I'm looking for a "high school / undergraduate" demonstration for the:
All the binomial coefficients $\binom{n}{i}=\frac{n!}{i!\cdot (n-i)!}$ for all i, $0\lt i \lt n$, are divisible by a prime $p$ only if $n$ is a power of $p.$
There is a "elementary" (good for high school) demonstration of reciprocal here: http://mathhelpforum.com/number-theory/186439-binomial-coefficient.html
And for this part I'm trying to avoid using more advanced tools like the Theorem of Lucas or Kummer.
Thanks in advance to anyone who can help.
Let $a=p^nk$. Then let $p^m$ be the greatest power of $p$ smaller than or equal to $p^nk$. This number must be strictly smaller than $p^nk$.
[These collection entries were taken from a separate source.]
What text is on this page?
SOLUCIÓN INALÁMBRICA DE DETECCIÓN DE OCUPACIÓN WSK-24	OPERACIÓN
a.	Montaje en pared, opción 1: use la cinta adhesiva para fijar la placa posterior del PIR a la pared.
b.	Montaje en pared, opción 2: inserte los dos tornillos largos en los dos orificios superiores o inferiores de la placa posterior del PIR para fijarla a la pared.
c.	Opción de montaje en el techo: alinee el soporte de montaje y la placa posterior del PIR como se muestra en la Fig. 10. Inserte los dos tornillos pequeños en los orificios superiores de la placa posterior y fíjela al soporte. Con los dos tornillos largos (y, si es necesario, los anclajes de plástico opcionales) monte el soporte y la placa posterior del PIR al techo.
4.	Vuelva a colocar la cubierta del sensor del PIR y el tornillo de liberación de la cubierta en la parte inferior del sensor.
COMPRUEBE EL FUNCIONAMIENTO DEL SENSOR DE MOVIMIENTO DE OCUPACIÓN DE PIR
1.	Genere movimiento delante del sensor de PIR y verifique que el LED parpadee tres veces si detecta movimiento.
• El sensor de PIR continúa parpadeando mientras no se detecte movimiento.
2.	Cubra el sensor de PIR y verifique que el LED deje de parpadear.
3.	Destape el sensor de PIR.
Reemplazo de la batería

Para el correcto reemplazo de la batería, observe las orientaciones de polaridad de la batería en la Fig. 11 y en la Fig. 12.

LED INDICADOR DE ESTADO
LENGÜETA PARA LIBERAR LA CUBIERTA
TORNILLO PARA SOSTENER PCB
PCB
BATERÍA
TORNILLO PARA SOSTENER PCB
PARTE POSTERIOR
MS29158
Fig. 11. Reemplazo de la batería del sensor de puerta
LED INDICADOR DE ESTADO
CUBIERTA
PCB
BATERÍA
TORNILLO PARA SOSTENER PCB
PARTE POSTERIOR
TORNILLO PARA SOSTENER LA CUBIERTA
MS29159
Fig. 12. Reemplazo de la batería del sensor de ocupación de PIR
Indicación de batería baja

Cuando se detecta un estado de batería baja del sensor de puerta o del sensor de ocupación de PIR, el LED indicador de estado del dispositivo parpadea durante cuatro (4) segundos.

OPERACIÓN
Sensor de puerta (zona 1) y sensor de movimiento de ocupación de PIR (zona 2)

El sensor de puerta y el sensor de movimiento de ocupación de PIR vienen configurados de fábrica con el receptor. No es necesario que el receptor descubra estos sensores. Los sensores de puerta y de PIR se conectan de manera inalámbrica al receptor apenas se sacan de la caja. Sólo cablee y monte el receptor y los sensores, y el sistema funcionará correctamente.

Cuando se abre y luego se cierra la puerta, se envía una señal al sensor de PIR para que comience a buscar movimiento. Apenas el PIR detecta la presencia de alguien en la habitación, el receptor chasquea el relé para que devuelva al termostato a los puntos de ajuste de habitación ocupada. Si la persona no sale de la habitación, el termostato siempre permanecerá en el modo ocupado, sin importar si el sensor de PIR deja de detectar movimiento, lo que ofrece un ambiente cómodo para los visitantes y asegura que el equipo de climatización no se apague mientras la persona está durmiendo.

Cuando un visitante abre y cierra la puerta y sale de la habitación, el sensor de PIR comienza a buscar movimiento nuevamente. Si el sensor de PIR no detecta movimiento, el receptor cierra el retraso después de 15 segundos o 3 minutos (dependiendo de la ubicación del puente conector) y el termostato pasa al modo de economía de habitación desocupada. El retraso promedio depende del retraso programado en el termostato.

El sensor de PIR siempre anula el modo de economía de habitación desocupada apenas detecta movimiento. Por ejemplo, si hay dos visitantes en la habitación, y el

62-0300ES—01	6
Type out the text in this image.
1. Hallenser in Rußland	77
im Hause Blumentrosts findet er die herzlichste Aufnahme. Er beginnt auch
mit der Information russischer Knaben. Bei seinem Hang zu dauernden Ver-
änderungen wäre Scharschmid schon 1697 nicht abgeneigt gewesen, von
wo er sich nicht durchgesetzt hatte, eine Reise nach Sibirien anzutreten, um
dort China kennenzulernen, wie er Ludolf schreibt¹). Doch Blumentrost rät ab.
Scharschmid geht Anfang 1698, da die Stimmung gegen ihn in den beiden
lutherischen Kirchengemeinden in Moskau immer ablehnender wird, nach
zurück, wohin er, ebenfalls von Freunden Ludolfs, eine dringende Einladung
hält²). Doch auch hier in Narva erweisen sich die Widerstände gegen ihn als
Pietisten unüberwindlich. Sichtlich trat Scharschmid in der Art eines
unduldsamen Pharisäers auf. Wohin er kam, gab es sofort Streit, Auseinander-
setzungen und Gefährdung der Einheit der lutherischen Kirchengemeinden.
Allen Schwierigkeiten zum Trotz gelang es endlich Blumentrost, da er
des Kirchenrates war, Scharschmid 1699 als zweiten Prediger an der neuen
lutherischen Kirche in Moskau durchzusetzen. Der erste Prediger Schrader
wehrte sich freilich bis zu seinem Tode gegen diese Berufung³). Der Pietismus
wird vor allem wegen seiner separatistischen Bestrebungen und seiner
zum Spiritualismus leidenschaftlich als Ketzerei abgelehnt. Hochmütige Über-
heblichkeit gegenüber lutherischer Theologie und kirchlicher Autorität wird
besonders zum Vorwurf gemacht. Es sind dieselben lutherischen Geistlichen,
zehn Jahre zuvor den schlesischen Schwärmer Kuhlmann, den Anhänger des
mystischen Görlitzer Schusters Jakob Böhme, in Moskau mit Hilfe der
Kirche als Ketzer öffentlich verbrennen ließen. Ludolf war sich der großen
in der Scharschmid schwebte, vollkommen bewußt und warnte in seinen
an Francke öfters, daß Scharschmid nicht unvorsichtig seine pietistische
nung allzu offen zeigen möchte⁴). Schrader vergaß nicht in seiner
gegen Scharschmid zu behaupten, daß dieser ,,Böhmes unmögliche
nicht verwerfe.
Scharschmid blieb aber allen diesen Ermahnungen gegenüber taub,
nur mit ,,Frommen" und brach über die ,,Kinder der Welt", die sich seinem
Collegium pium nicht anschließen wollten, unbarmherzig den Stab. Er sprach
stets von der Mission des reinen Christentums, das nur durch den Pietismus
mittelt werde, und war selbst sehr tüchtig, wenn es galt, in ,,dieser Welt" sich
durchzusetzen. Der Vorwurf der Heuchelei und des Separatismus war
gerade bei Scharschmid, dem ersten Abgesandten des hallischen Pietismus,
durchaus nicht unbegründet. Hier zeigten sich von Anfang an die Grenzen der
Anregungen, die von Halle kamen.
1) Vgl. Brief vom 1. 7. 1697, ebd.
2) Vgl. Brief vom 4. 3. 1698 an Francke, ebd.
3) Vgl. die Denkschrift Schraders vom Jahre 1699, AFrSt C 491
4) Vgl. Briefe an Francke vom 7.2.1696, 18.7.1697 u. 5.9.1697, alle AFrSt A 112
Look at $$\binom{p^nk}{p^m}=\frac{ p^nk\cdot(p^nk-1)\cdot(p^nk-2)\dots(p^nk-(p^nk-p^m+1)}{p^m\cdot (p^m-1)\dots 1}$$ The factors on the top form a complete residue class mod $p^m$, as do the elements in the bottom. Therefore we can pair them up so they are congruent mod $p^m$. But since no number less than or equal to $p^nk$ is divisible by $p^ {m+1}$ this gives us all the information to determine the maximum power of $p$ that divides both the top and the bottom, and it is the same. Therefore that fraction is not divisible by $p$.